It has always been my stance that the proper way to teach children the fundamentals of computing is to start with how computers work at the bare metal level, teaching, of course, with all due-care, delicacy, and depth the process demands. Indeed, this was how many, if not most, children learned computing, in the early 1980s 8-bit home PC era.
A close, long-time friend of mine taught himself basic 6800 assembly out of books, when he was eight or nine, in the mid 1970s. Sure, he did not master this 8-biter, until he got to high school. But by then, he was way ahead of his peers who were just being introduced BASIC by a non-geek high school teacher. In due course, he got a PhD in EE, and he now designs radar DSP and radar simulators for the Navy.

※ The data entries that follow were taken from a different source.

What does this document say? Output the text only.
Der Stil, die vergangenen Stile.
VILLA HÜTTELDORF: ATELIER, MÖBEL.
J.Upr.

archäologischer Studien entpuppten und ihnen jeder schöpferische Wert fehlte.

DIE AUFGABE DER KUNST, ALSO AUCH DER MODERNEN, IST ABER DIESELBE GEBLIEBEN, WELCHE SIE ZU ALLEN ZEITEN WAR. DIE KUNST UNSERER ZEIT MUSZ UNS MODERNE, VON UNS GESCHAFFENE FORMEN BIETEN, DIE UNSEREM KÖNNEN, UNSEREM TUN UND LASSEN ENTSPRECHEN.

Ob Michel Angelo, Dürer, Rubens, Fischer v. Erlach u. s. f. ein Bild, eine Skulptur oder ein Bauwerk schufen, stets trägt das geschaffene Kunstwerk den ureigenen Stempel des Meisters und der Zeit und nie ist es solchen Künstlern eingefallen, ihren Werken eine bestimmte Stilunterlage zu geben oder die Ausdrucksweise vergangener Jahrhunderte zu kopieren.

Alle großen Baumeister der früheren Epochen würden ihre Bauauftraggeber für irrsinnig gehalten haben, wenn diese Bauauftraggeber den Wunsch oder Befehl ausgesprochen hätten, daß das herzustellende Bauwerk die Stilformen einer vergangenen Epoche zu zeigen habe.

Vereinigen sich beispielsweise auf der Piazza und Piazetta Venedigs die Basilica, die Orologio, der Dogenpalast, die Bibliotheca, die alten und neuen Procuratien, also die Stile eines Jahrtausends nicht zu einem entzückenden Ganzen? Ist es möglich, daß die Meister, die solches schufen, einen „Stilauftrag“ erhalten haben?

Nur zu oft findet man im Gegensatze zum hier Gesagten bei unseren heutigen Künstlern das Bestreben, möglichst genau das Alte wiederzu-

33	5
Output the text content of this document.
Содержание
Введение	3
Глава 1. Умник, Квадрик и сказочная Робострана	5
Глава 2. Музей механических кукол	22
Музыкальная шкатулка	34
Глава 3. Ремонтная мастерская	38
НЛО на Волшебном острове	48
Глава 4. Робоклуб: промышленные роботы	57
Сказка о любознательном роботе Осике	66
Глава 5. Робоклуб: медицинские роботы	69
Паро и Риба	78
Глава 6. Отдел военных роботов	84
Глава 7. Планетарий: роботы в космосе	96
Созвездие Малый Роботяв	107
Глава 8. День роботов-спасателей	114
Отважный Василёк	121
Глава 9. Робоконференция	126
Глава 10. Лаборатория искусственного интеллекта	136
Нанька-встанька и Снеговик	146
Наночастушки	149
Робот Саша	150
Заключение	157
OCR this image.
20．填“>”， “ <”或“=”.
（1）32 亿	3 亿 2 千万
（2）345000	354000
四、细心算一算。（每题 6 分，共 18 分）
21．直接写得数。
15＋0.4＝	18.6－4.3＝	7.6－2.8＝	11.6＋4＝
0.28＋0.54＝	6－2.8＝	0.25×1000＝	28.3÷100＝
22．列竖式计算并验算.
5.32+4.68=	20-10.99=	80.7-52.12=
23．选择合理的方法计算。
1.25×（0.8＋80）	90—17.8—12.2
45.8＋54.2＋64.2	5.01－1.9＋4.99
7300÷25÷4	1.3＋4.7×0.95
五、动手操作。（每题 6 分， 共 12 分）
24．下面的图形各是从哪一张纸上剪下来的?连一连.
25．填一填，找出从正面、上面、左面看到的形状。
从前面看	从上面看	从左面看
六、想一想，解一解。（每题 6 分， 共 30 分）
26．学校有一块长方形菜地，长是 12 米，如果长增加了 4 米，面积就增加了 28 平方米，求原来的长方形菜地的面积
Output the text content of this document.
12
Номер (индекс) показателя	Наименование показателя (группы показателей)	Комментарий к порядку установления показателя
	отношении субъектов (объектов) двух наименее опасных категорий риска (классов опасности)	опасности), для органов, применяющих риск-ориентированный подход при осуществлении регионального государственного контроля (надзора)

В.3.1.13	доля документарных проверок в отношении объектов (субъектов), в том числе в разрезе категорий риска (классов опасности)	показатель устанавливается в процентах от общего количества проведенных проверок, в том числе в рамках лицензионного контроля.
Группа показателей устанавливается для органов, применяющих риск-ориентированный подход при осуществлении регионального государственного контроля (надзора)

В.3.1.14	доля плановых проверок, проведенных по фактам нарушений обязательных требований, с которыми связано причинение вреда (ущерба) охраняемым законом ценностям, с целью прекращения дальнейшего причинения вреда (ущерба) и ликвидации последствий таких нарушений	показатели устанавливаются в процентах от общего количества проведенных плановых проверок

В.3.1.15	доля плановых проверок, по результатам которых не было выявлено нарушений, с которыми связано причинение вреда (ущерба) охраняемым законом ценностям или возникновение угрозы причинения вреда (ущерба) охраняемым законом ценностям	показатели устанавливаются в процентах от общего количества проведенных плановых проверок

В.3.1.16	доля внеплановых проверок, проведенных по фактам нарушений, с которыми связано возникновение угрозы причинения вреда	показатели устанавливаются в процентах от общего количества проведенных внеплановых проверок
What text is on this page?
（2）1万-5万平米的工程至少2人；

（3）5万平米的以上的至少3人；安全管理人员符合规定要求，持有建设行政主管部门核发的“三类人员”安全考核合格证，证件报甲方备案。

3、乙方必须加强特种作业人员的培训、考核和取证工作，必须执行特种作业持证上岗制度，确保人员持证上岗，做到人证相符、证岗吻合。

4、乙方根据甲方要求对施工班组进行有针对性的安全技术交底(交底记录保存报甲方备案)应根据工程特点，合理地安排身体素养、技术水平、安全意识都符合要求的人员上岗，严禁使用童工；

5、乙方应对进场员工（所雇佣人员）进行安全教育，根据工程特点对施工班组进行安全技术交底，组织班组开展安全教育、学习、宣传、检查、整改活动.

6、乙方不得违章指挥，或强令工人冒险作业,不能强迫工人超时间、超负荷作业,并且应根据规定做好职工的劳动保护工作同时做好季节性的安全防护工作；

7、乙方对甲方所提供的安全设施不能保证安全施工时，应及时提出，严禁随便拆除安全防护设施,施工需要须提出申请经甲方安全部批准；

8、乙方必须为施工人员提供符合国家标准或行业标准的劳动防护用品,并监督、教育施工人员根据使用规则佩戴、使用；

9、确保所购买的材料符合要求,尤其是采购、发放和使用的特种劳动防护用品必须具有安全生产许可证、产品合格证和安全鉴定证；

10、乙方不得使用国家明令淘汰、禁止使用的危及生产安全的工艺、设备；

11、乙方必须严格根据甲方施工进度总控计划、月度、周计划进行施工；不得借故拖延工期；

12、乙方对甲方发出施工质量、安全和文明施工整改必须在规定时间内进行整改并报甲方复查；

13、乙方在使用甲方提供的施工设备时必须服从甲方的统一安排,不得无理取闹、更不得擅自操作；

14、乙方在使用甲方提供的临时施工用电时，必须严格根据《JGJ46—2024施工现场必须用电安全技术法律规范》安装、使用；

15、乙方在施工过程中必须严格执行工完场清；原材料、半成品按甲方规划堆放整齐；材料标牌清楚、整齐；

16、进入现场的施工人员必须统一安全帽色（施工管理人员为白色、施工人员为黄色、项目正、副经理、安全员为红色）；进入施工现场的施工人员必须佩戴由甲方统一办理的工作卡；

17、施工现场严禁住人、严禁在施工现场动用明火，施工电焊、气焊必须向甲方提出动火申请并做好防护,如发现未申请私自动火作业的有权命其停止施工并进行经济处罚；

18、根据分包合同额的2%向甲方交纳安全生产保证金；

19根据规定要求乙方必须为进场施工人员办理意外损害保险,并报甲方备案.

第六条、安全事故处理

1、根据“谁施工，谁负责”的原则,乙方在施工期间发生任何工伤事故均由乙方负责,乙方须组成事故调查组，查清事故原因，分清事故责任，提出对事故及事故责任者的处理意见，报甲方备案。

The idea that children should be taught general-purpose #programming using visual programming languages (VPLs) irks me to no end.
There are appropriate uses of VPLs, or their lower-dimensional projections, composable GUIs: Smalltalk Etoy teaching tool, audio engineer's console, combat mission planner, search and rescue grid plotter, mechanical design CAD system, circuit design teaching tool, and the like. But these VPLs are highly specialised DSLs, not GPL-pretenders like #Scratch or #UML (as used in MDA code-generation, not as visual documentation).
I am certainly not suggesting that kids today should start learning computing with assembly programming. But what I am saying, loudly, is that kids of all eras are way smarter than the archetypal, self-described intellectual believes them to be. Let us not "Scratch" their eyes out, before they even get to see the code.